5. Periode pertama Presiden Jokowi dari tahun 2015--2019 kemiskinan turun 1,80 % atau rata-rata 0,36 per tahun.
Data 20 tahun terakhir dari tahun 2000 sampai dengan 2019 persentase kemiskinan dari 19,14 % menjadi 9,42 % artinya selama 20 tahun kemiskinan turun 9,72 %, sehingga rata-rata penurunan kemiskinan tiap tahunnya hanya 0,49 %.
Implementasi UU Nomor 23 Tahun 2011 untuk Mengentaskan Kemiskinan hingga kini masih belum optimal. Dalam Pasal 1 ayat (1) UU tersebut mendefinisikan kemiskinan. Fakir miskin adalah orang yang sama sekali tidak mempunyai sumber mata pencaharian dan/atau mempunyai sumber mata pencaharian tetapi tidak mempunyai kemampuan memenuhi kebutuhan dasar yang layak bagi kehidupan dirinya dan/atau keluarganya.
Pasal 1 ayat (2) Perintah Pemenuhan Kebutuhan Dasar, Penanganan fakir miskin adalah upaya yang terarah, terpadu, dan berkelanjutan yang dilakukan Pemerintah, pemerintah daerah, dan/atau masyarakat dalam bentuk kebijakan, program dan kegiatan pemberdayaan, pendampingan, serta fasilitasi untuk memenuhi kebutuhan dasar setiap warga negara, dan ayat (2) menjelaskan kebutuhan dasar adalah kebutuhan pangan, sandang, perumahan, kesehatan, pendidikan, pekerjaan, dan/atau pelayanan sosial.
Pasal 6 Sasaran Penanganan Fakir Miskin adalah, perorangan, keluarga, kelompok, dan/atau masyarakat.
buruh yang mestinya merupakan sasaran penanganan fakir miskin ironisnya justru kurang atau sama sekali tidak tersentuh program pengentasan kemiskinan dan program jaring pengaman sosial lainnya.
Nasib buruh sejak berstatus lajang dengan masa kerja nol tahun hingga kepalanya dipenuhi dengan uban tetap saja terpuruk dan menjadi tumbal pertumbuhan ekonomi.
Sederet dusta pembangunan sudah sangat akrab di mata dan telinga buruh.
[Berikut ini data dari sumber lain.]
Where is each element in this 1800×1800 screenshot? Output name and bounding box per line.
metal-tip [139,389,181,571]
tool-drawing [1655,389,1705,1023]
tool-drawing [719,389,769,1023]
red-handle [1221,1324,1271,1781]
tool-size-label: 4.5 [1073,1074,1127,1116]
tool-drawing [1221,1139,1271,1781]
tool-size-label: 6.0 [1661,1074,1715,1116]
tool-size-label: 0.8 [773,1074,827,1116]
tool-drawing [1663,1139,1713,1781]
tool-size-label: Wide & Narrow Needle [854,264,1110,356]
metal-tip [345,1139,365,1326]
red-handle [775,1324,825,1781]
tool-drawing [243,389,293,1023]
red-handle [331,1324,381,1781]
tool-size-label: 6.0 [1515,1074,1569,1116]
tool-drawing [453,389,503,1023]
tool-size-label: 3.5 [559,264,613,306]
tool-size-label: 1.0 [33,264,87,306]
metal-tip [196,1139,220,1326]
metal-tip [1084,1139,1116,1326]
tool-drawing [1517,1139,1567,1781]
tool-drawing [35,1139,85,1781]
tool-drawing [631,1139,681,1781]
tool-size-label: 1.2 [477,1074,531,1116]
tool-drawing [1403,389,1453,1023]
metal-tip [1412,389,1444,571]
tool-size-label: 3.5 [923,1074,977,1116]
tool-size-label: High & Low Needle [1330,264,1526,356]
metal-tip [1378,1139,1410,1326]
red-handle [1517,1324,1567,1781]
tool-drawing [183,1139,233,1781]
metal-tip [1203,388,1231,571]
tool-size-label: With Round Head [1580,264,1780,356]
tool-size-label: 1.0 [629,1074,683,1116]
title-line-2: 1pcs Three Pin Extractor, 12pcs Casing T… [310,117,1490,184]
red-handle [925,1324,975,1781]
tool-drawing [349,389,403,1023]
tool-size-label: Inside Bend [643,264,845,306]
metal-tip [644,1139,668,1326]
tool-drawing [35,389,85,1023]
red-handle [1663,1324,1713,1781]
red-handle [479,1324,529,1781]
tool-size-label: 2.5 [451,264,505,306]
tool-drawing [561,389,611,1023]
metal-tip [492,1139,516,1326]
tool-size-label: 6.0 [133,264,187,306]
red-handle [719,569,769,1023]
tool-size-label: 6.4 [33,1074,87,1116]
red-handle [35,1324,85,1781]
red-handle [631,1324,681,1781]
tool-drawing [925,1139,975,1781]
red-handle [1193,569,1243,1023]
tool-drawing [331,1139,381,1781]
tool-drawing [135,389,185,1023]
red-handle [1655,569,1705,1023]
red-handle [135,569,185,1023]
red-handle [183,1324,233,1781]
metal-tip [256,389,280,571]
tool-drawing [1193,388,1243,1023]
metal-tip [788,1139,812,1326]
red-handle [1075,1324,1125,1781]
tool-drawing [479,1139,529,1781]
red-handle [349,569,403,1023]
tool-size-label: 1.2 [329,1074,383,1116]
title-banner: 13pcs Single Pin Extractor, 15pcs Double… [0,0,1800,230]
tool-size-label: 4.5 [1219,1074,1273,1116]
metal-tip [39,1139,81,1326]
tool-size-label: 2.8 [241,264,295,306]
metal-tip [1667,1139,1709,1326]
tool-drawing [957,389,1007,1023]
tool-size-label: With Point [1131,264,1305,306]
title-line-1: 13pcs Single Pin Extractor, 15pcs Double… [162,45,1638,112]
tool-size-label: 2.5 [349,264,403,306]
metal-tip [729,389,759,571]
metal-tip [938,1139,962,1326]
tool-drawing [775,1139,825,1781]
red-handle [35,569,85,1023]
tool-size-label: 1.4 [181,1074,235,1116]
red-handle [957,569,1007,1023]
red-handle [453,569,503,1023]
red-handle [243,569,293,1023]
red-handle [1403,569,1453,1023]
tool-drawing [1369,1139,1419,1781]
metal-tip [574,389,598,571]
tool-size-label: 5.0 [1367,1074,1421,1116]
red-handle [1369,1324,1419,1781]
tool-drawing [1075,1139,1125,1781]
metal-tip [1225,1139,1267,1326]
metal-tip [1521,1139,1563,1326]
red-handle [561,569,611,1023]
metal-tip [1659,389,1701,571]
Berbagai program pembangunan yang bersifat populis bahkan jarang sekali menyentuh kehidupan kaum buruh. Seperti program beras miskin atau raskin. Begitu juga dengan program populis lainnya seperti program keluarga harapan (PKM) dan program kredit usaha rakyat (KUR).
Selain itu juga program-program seperti transportasi massal dan program lain yang didanai oleh Dana Alokasi Khusus (DAK).Mestinya pemerintah pusat dan daerah tidak lagi memunculkan dusta pembangunan terhadap kaum buruh. Pemerintah harusnya berpikir keras untuk meringankan beban kaum buruh agar upah buruh tidak semakin tergerus habis untuk kebutuhan kesehatan, transportasi, biaya perumahan dan biaya pendidikan.
Selama ini ada dana alokasi khusus sektor perhubungan kepada pemerintah daerah. Namun hal itu peruntukannya tidak efektif dan salah sasaran. Sebaiknya alokasi semacam itu diberikan untuk pelayanan transportasi kaum buruh. Oleh karena itu pelayanan angkutan buruh perlu segera dipadukan dengan menyempurnakan pelayanan transportasi massal. Hal ini sesuai dengan amanah pasal 158 ayat 1 UU 22/2009 bahwa pemerintah bertanggung jawab untuk menyelenggarakan angkutan massal berbasis jalan.
Untuk mewujudkan stimulus transportasi buruh adalah mengalihkan Dana Alokasi Khusus (DAK) untuk transportasi perkotaan dalam konteks sistem transit untuk membantu melayani kaum buruh secara gratis. Selama ini kaum buruh cukup menderita karena tinggal berdesak-desakan dalam kamar kontrakan yang kumuh selepas mereka bekerja keras. Hingga kini mereka sulit mendapatkan akses untuk mendapatkan rumah yang layak huni.
Melihat kondisi ini perlu pengadaan rumah bagi para pekerja dalam jumlah yang cukup dengan skema pembiayaan yang bisa digapai. Harapan para pekerja berpenghasilan rendah untuk memiliki rumah harus segera diwujudkan dalam waktu yang tidak terlalu lama.